SIM swapping has allowed thieves to gain access to victims’ cell phone accounts and divert calls and texts to a new device. This may sound like more of a temporary inconvenience, but it can result in large scale identity theft and significant financial loss.
How they get access
Fraudsters start by getting access to a mobile number through the SIM card, which connects a phone to the mobile network. They contact a phone carrier and impersonate the victim. They’ll pretend the SIM card has been lost, stolen, or damaged and request a new one be activated. Through a series of verification steps, they are granted access and the fake SIM card is activated on the thief’s phone. This causes the victim’s mobile network to be deactivated. Thieves may also attempt to “upgrade” the victim’s phone in-store and walk out with a new activated phone, leaving the victim’s phone deactivated.
What they can do
Once a thief has access to control a phone account, they begin receiving all texts and calls. This allows them to reset passwords tied to the mobile number and use the text-authentication feature to gain access to accounts. Targets may include financial accounts, social media, mobile payment apps, email and communication, and more. Once inside, the thief can update information and set email forwards, making it more difficult for the victim to regain access.
Signs of an attack
The best indicator would be if your mobile network suddenly shuts off for seemingly no reason, despite others around you having service. Other indicators would be suddenly not receiving calls or texts, an inability to access your accounts in mobile apps, or new charges showing up on your phone bill.
Actions to take if you’re a victim
If you suspect something is wrong with your mobile service, contact your phone carrier immediately. Ask if any new phones have been activated or if a new SIM has been issued and update all of your security options. Next, contact your financial institutions to inform them you’ve been targeted. Be sure to update your security features and place fraud alerts on your accounts. Follow their procedures to try to recover any lost money. You may also want to check your credit report for any suspicious activity and you can place a fraud alert on your credit reports as an added measure for any new requests for your credit.
Steps to take:
- Check with your mobile carrier to see if you can add extra layers of security. Many companies offer the ability to create a security PIN to protect your account.

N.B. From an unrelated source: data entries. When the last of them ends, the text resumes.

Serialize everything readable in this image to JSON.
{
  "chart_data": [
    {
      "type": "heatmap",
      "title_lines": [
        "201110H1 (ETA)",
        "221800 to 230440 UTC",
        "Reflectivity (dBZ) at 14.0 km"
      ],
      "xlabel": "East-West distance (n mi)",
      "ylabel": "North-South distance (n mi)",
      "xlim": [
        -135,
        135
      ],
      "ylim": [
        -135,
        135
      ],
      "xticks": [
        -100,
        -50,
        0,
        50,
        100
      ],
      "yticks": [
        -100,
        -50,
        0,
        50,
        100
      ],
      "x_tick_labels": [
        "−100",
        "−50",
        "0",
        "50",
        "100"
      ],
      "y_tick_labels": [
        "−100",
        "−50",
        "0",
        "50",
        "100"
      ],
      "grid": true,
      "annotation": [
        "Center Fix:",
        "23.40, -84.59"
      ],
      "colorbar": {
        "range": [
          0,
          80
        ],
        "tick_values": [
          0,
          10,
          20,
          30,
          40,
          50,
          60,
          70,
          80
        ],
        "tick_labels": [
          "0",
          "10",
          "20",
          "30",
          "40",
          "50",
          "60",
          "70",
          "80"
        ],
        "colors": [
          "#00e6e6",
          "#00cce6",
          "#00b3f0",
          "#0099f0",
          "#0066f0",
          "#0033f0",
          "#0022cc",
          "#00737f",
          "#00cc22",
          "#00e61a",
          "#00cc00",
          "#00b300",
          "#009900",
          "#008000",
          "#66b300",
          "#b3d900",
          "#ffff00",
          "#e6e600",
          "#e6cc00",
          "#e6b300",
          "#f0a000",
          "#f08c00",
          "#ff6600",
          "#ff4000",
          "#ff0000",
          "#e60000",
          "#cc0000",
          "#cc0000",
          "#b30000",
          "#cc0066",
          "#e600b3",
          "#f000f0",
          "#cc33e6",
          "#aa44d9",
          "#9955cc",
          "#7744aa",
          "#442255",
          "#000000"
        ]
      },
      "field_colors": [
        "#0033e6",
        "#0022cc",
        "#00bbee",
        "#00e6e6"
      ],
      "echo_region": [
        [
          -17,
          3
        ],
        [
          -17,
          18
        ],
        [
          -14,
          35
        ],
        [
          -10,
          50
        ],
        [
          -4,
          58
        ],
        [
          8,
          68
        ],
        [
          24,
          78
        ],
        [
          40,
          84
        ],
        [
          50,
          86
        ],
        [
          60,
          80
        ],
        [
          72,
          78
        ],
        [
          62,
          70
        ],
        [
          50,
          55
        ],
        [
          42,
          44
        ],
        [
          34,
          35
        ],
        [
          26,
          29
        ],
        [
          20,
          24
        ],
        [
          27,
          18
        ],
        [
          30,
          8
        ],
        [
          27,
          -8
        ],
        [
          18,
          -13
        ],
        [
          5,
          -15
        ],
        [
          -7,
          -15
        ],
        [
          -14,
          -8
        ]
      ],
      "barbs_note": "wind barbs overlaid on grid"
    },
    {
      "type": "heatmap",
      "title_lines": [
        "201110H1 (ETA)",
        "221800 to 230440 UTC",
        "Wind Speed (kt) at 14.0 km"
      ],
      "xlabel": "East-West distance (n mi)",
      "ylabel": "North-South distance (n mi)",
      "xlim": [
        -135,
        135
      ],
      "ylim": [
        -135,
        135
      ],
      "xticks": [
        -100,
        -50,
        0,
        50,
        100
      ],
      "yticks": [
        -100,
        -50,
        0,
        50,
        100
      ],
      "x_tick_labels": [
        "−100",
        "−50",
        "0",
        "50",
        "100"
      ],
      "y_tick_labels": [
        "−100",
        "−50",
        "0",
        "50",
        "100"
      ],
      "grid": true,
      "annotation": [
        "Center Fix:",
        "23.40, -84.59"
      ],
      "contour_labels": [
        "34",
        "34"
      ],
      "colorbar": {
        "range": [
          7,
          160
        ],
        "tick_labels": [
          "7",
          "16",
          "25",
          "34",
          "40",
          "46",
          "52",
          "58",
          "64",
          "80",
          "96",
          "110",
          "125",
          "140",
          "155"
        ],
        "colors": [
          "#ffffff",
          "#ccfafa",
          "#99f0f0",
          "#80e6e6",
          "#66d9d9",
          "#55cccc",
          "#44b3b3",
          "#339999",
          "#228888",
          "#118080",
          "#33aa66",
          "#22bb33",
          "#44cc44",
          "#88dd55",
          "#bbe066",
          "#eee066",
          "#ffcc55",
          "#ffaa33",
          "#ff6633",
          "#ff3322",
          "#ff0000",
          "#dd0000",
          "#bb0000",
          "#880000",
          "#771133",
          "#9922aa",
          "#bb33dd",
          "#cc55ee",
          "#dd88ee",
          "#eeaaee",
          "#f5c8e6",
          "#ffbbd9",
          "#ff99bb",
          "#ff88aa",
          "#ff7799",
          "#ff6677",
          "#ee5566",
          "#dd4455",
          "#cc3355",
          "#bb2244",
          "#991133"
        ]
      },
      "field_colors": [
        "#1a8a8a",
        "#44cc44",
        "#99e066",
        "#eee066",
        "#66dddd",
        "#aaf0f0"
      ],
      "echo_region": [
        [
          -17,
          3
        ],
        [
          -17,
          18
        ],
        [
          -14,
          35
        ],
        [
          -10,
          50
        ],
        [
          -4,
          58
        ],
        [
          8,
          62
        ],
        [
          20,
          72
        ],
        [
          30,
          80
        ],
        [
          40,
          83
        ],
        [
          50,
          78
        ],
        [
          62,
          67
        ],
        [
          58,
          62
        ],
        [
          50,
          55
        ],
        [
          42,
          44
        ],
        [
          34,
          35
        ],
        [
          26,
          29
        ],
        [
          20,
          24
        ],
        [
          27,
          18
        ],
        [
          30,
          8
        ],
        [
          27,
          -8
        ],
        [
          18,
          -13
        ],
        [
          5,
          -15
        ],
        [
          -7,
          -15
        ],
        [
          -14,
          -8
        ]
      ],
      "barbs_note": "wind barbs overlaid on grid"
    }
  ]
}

- Always check your phone bill and shred old ones instead of throwing them in the trash.
- Add multiple authentication methods to your financial, social media, and communication accounts. Avoid the use of your mobile number as a sole authentication method.
- Add security alerts to any accounts offering them. This will let you know when someone else accesses your accounts.
- Limit the information you share by text because SMS is generally not encrypted. Also, be aware of what information you store in online accounts and publish on social media.